Une pensée pour Laurence

Je sais que Patrick, le président temporaire des derniers Vendredis du Vin, apprécie la ponctualité, les thèmes connus à l’avance, les copies rendues en temps et en heure et je suis sûr qu’il adore aussi les plans qui se déroulent sans accroc. Pas de bol, il y a toujours quelqu’un comme moi pour jouer au lapin blanc…

En regardant dimanche matin ma liste de tweets favoris, je suis tombé sur ces deux tweets d’Olivier Legrand, que j’avais ajoutés à ma liste dans le but de les retweeter à une date ultérieure (ce que j’ai d’ailleurs fait séance tenante).

J’ai rencontré Laurence Faller pour la première fois il y a neuf ans, lors d’une dégustation chez des amis. La journée fut chargée car nous avions commencé par une horizontale de Saint-Émilion 2000 avant d’enchaîner sur le repas puis une verticale de Riesling Grand Cru Schlossberg Cuvée Sainte Catherine.

Malgré la quantité de vins dégustés (et bus !) ce jour-là, je garde le souvenir d’avoir été en forme et d’avoir pu apprécier chacun des vins à sa juste valeur… mais il faut dire que nous avions évidemment pris notre temps !

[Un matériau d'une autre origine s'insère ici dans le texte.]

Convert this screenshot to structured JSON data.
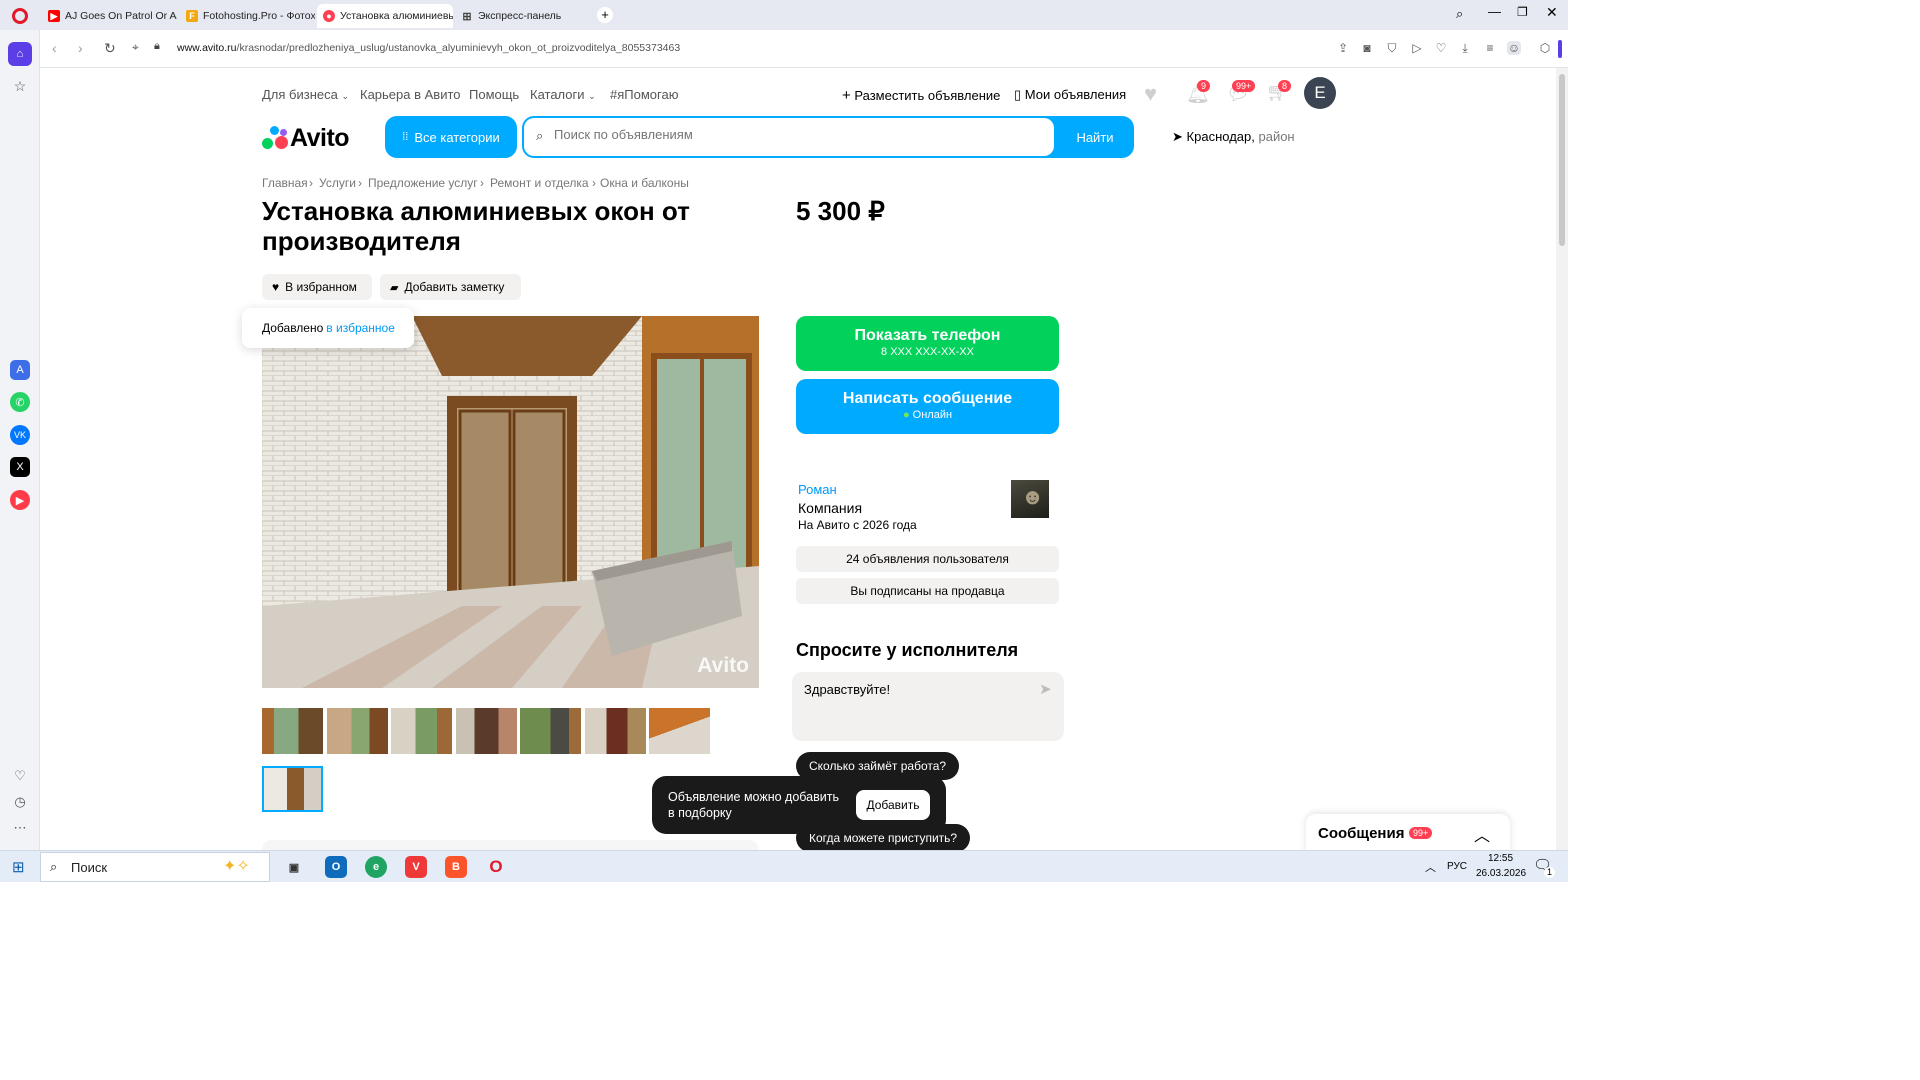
{
  "browser": {
    "tabs": [
      {
        "label": "AJ Goes On Patrol Or AJ S",
        "favicon": "youtube-icon",
        "active": false
      },
      {
        "label": "Fotohosting.Pro - Фотохо",
        "favicon": "fotohosting-icon",
        "active": false
      },
      {
        "label": "Установка алюминиевых",
        "favicon": "avito-icon",
        "active": true
      },
      {
        "label": "Экспресс-панель",
        "favicon": "grid-icon",
        "active": false
      }
    ],
    "url_host": "www.avito.ru",
    "url_path": "/krasnodar/predlozheniya_uslug/ustanovka_alyuminievyh_okon_ot_proizvoditelya_8055373463"
  },
  "site": {
    "top_links": [
      "Для бизнеса",
      "Карьера в Авито",
      "Помощь",
      "Каталоги",
      "#яПомогаю"
    ],
    "post_ad": "Разместить объявление",
    "my_ads": "Мои объявления",
    "badges": {
      "notifications": "9",
      "messages": "99+",
      "cart": "8"
    },
    "avatar_letter": "E",
    "logo": "Avito",
    "all_categories": "Все категории",
    "search_placeholder": "Поиск по объявлениям",
    "search_button": "Найти",
    "location_city": "Краснодар,",
    "location_area": "район"
  },
  "breadcrumbs": [
    "Главная",
    "Услуги",
    "Предложение услуг",
    "Ремонт и отделка",
    "Окна и балконы"
  ],
  "listing": {
    "title": "Установка алюминиевых окон от производителя",
    "price": "5 300 ₽",
    "favorite_chip": "В избранном",
    "note_chip": "Добавить заметку",
    "toast_prefix": "Добавлено",
    "toast_link": "в избранное",
    "photo_watermark": "Avito",
    "thumbnail_count": 8
  },
  "contact": {
    "phone_button": "Показать телефон",
    "phone_mask": "8 XXX XXX-XX-XX",
    "message_button": "Написать сообщение",
    "online": "Онлайн"
  },
  "seller": {
    "name": "Роман",
    "type": "Компания",
    "since": "На Авито с 2026 года",
    "ads_count": "24 объявления пользователя",
    "subscribed": "Вы подписаны на продавца"
  },
  "ask": {
    "heading": "Спросите у исполнителя",
    "input_value": "Здравствуйте!",
    "suggestions": [
      "Сколько займёт работа?",
      "Когда можете приступить?"
    ]
  },
  "collection_toast": {
    "text": "Объявление можно добавить в подборку",
    "button": "Добавить"
  },
  "messages_panel": {
    "label": "Сообщения",
    "badge": "99+"
  },
  "taskbar": {
    "search": "Поиск",
    "lang": "РУС",
    "time": "12:55",
    "date": "26.03.2026",
    "notif_count": "1"
  },
  "colors": {
    "avito_blue": "#00aaff",
    "avito_green": "#02d15c",
    "badge_red": "#ff4053"
  }
}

Donc, si vous me croyez, mignonne,
Tandis que vostre âge fleuronne
En sa plus verte nouveauté,
Cueillez, cueillez vostre jeunesse…

Mignonne, allons vois si la rose
Pierre de Ronsard

Je garde de Laurence Faller l’image d’une personne extrêmement charismatique, amoureuse du vin, de sa région et des terroirs alsaciens. Il m’est impossible de réconcilier ce souvenir d’une jeune femme pleine de vie, vigneronne hors pair, se projetant dans l’avenir ; et la réalité actuelle, froide et définitive, de sa disparition.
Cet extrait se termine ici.